You can use the chunkingConfig
property to specify the data chunking configuration when configuring the retriever. The chunkingConfig
object can contain the following properties:
chunkSize
: The size of each chunk in the data. The default value is 1000.overlap
: The number of tokens to overlap between chunks. The default value is 200.
Here is an example of how you can specify the data chunking configuration:
import { defineChatEndpoint } from "@oconva/qvikchat/endpoints";
// endpoint with custom chunking configurations
defineChatEndpoint({
endpoint: "rag",
enableRAG: true,
topic: "Test",
retrieverConfig: {
filePath: "src/data/knowledge-bases/test-data.csv",
generateEmbeddings: true,
chunkingConfig: {
chunkSize: 500,
chunkOverlap: 50,
},
},
});
Data Loading Options
You can specify data loading options through the retriever configurations object when called the getDataRetriever
method or the when specifying the retrieverConfig
property in the chat endpoint configuration. For more information, check Retriever Config.
Loading Custom Data
When you want to load data from a file that is not supported by QvikChat out of the box, you can use any LangChain-supported data loader (opens in a new tab) to load the data and provide the documents as the docs
property when configuring the retriever.
Example - Loading Data from Webpage
Below is an example of how you can load data from a webpage.
QvikChat by default doesn't provide a data loader for web pages. So, in this example, we are going to a custom web loader from LangChain to load data from a webpage.
In this example, we're going to use the Cheerio (opens in a new tab) web loader.
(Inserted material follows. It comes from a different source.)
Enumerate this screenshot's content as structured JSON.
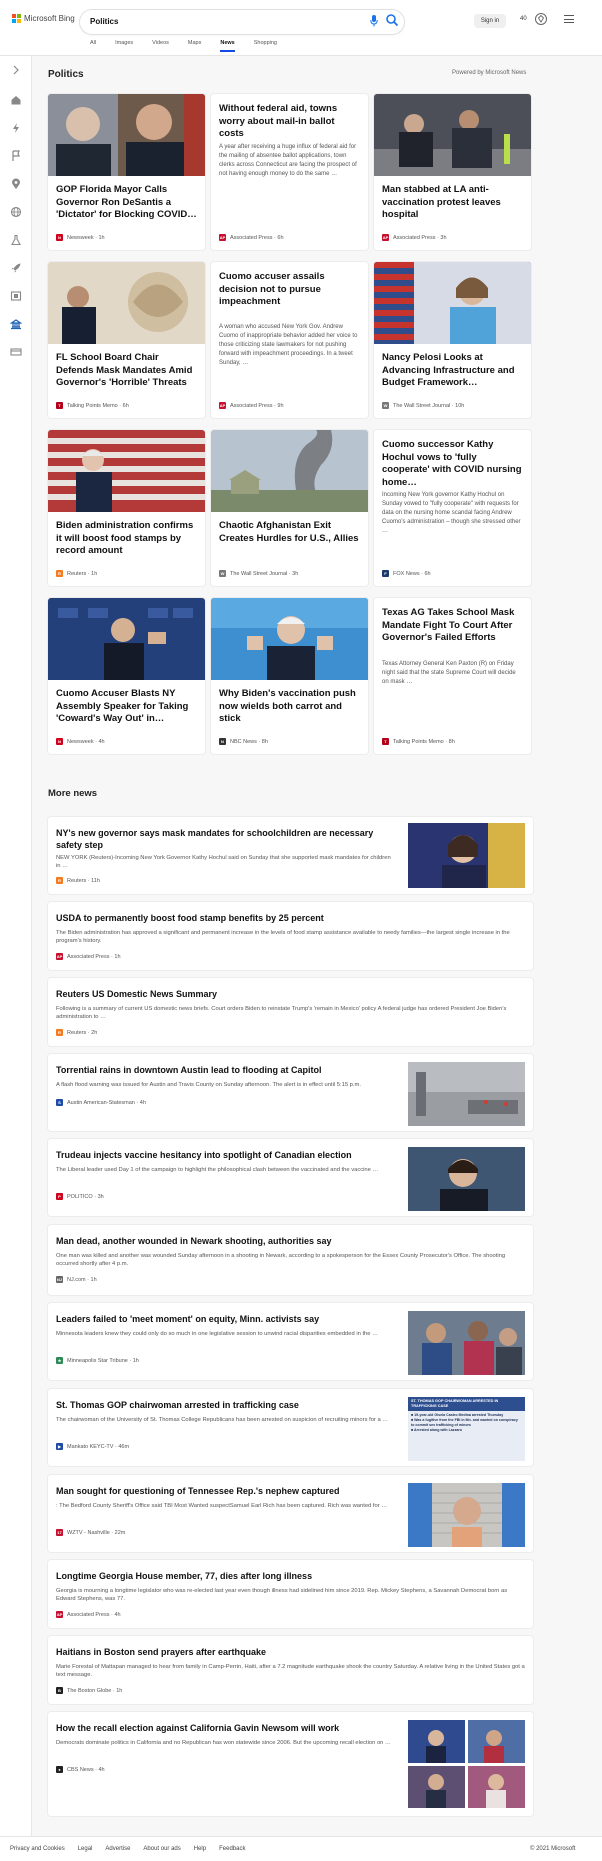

Cheerio is a fast and lightweight library that can help you extract data from web pages, without the need for a full browser environment.
import { setupGenkit, runServer } from "@oconva/qvikchat/genkit";
import { defineChatEndpoint } from "@oconva/qvikchat/endpoints";
import { CheerioWebBaseLoader } from "@langchain/community/document_loaders/web/cheerio";
// Setup Genkit
setupGenkit();
// Method to define all endpoints of the project and run the server
const defineEndpointsRunServer = async () => {
// configure and instantiate data loader
const loader = new CheerioWebBaseLoader(
"https://qvikchat.pkural.ca/rag-guide"
);
// load data and get docs
const docs = await loader.load();
// define RAG chat endpoint with docs
defineChatEndpoint({
endpoint: "chat",
enableRAG: true,
topic: "QvikChat - RAG chat endpoint",
retrieverConfig: {
docs: docs,
dataType: "text",
generateEmbeddings: true,
},
});
// Run server
runServer();
};
// execute method to define endpoints and run server
defineEndpointsRunServer();
For the above example, the full source code and the instructions to run it can be found here (opens in a new tab).
GIGO (Garbage In, Garbage Out):
For best performance, it is highly recommended that you spend some extra time preparing a strategy for data collection for Retrieval Augmented Generation (RAG). Without proper data cleaning and preprocessing, the data may contain a lot of noise, which can also lead to poor response quality. For example, when crawling data from a webpage, if done without proper planning, the data may contain a lot of irrelevant information such as ads, navigation links, etc. This can lead to poor performance of the chat endpoints. Moreover, data comes in all shapes and sizes. A single webpage or a word document can contain information of various types, like code, text, tables, etc. It is important to handle and process these different types of information using an appropriate strategy.